Economic growth appears to be slowing, with the survey data indicating an annualised GDP expansion of about 2.5% for the fourth quarter. Confidence among firms has decreased, leading to reduced hiring due to the challenging business environment.

Following the release of the PMI data, the US Dollar Index is on the decline, with a recorded loss of 0.3%, standing at 97.96.

The new PMI data indicates that economic growth is losing steam as we close out the year. Although the numbers are still in expansion territory, the clear slowdown in both manufacturing and services suggests traders should consider defensive positions. This could involve buying put options on broad market indices like the S&P 500, anticipating that corporate earnings may soften in the first quarter of 2026.
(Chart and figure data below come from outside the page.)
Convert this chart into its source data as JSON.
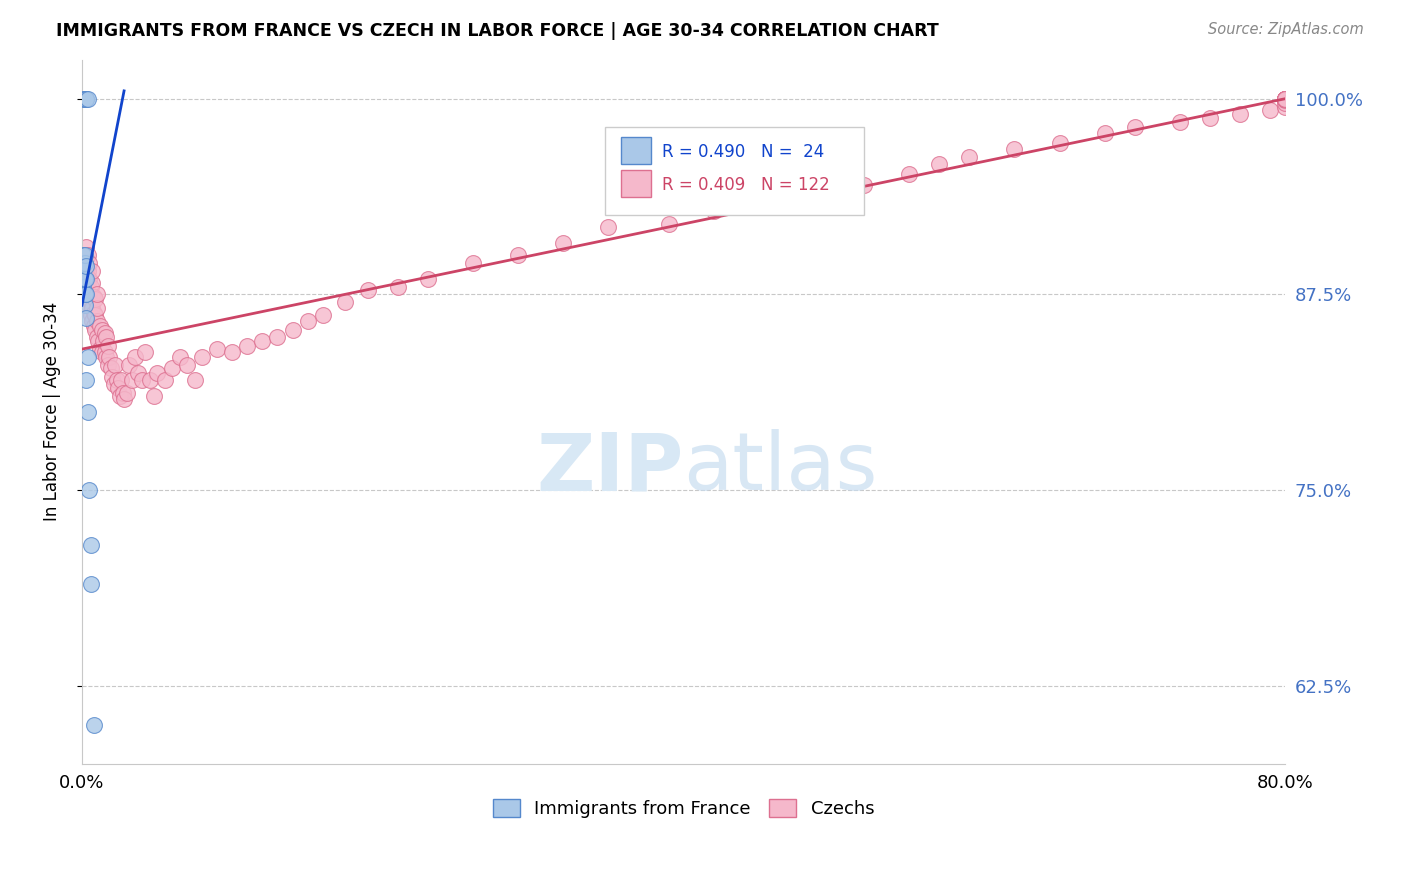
{
  "title": "IMMIGRANTS FROM FRANCE VS CZECH IN LABOR FORCE | AGE 30-34 CORRELATION CHART",
  "source": "Source: ZipAtlas.com",
  "ylabel": "In Labor Force | Age 30-34",
  "xlim": [
    0.0,
    0.8
  ],
  "ylim": [
    0.575,
    1.025
  ],
  "xticks": [
    0.0,
    0.1,
    0.2,
    0.3,
    0.4,
    0.5,
    0.6,
    0.7,
    0.8
  ],
  "yticks": [
    0.625,
    0.75,
    0.875,
    1.0
  ],
  "yticklabels": [
    "62.5%",
    "75.0%",
    "87.5%",
    "100.0%"
  ],
  "right_ytick_color": "#4472c4",
  "grid_color": "#c8c8c8",
  "background": "#ffffff",
  "france_color": "#aac8e8",
  "france_edge_color": "#5588cc",
  "czech_color": "#f5b8cb",
  "czech_edge_color": "#dd7090",
  "france_line_color": "#1144cc",
  "czech_line_color": "#cc4466",
  "france_R": 0.49,
  "france_N": 24,
  "czech_R": 0.409,
  "czech_N": 122,
  "watermark_color": "#d8e8f5",
  "france_x": [
    0.001,
    0.001,
    0.001,
    0.001,
    0.002,
    0.002,
    0.002,
    0.002,
    0.002,
    0.002,
    0.003,
    0.003,
    0.003,
    0.003,
    0.003,
    0.003,
    0.003,
    0.004,
    0.004,
    0.004,
    0.005,
    0.006,
    0.006,
    0.008
  ],
  "france_y": [
    0.88,
    0.895,
    0.9,
    1.0,
    0.868,
    0.875,
    0.885,
    0.895,
    0.9,
    1.0,
    0.82,
    0.86,
    0.875,
    0.885,
    0.893,
    1.0,
    1.0,
    0.8,
    0.835,
    1.0,
    0.75,
    0.69,
    0.715,
    0.6
  ],
  "czech_x": [
    0.001,
    0.001,
    0.001,
    0.002,
    0.002,
    0.002,
    0.002,
    0.003,
    0.003,
    0.003,
    0.003,
    0.003,
    0.003,
    0.004,
    0.004,
    0.004,
    0.004,
    0.004,
    0.005,
    0.005,
    0.005,
    0.005,
    0.006,
    0.006,
    0.006,
    0.007,
    0.007,
    0.007,
    0.007,
    0.007,
    0.008,
    0.008,
    0.008,
    0.009,
    0.009,
    0.009,
    0.01,
    0.01,
    0.01,
    0.01,
    0.011,
    0.012,
    0.012,
    0.013,
    0.013,
    0.014,
    0.015,
    0.015,
    0.016,
    0.016,
    0.017,
    0.017,
    0.018,
    0.019,
    0.02,
    0.021,
    0.022,
    0.023,
    0.024,
    0.025,
    0.026,
    0.027,
    0.028,
    0.03,
    0.031,
    0.033,
    0.035,
    0.037,
    0.04,
    0.042,
    0.045,
    0.048,
    0.05,
    0.055,
    0.06,
    0.065,
    0.07,
    0.075,
    0.08,
    0.09,
    0.1,
    0.11,
    0.12,
    0.13,
    0.14,
    0.15,
    0.16,
    0.175,
    0.19,
    0.21,
    0.23,
    0.26,
    0.29,
    0.32,
    0.35,
    0.39,
    0.42,
    0.46,
    0.49,
    0.52,
    0.55,
    0.57,
    0.59,
    0.62,
    0.65,
    0.68,
    0.7,
    0.73,
    0.75,
    0.77,
    0.79,
    0.8,
    0.8,
    0.8,
    0.8,
    0.8,
    0.8,
    0.8,
    0.8,
    0.8,
    0.8,
    0.8
  ],
  "czech_y": [
    0.87,
    0.885,
    0.9,
    0.875,
    0.885,
    0.895,
    0.9,
    0.868,
    0.875,
    0.882,
    0.89,
    0.898,
    0.905,
    0.868,
    0.875,
    0.882,
    0.89,
    0.9,
    0.868,
    0.875,
    0.885,
    0.895,
    0.862,
    0.87,
    0.88,
    0.858,
    0.866,
    0.874,
    0.882,
    0.89,
    0.855,
    0.863,
    0.873,
    0.852,
    0.862,
    0.872,
    0.848,
    0.858,
    0.866,
    0.875,
    0.845,
    0.84,
    0.855,
    0.838,
    0.852,
    0.845,
    0.838,
    0.85,
    0.835,
    0.848,
    0.83,
    0.842,
    0.835,
    0.828,
    0.822,
    0.818,
    0.83,
    0.82,
    0.815,
    0.81,
    0.82,
    0.812,
    0.808,
    0.812,
    0.83,
    0.82,
    0.835,
    0.825,
    0.82,
    0.838,
    0.82,
    0.81,
    0.825,
    0.82,
    0.828,
    0.835,
    0.83,
    0.82,
    0.835,
    0.84,
    0.838,
    0.842,
    0.845,
    0.848,
    0.852,
    0.858,
    0.862,
    0.87,
    0.878,
    0.88,
    0.885,
    0.895,
    0.9,
    0.908,
    0.918,
    0.92,
    0.928,
    0.935,
    0.94,
    0.945,
    0.952,
    0.958,
    0.963,
    0.968,
    0.972,
    0.978,
    0.982,
    0.985,
    0.988,
    0.99,
    0.993,
    0.995,
    0.997,
    0.999,
    1.0,
    1.0,
    1.0,
    1.0,
    1.0,
    1.0,
    1.0,
    1.0
  ],
  "france_line_x0": 0.0,
  "france_line_y0": 0.868,
  "france_line_x1": 0.028,
  "france_line_y1": 1.005,
  "czech_line_x0": 0.0,
  "czech_line_y0": 0.84,
  "czech_line_x1": 0.8,
  "czech_line_y1": 1.0
}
This economic cooling, combined with the recent November 2025 Consumer Price Index report showing inflation moderating to 3.1%, reduces the pressure on the Federal Reserve to maintain a hawkish stance. We see this as an opportunity to trade interest rate derivatives, possibly positioning for lower rates in the coming year through futures contracts. The chance of a rate hike in the next FOMC meeting has now likely diminished significantly.

Dollar Index Reaction and Market Strategy

The US Dollar Index has already reacted, dipping below 98.00 and continuing its weak trend from last month. Given the slowing growth and less aggressive Fed outlook, we expect this dollar weakness to persist. Traders could look at buying call options on currency pairs like the EUR/USD, which is currently trading near a three-month high of 1.0950.

Fading confidence and slower hiring plans point to rising uncertainty in the market. This makes volatility a potentially profitable trade through options on the VIX. A gradual increase in the VIX from its current low levels could be a sign of growing market anxiety heading into the new year.

This pattern feels similar to the economic slowdown we navigated back in late 2023, where early signs of weakness preceded a broader market correction. The decline in the manufacturing PMI to 51.8, while still expansionary, suggests weakening demand for industrial commodities. Bearish plays on copper futures could be a tactical response to this specific data point.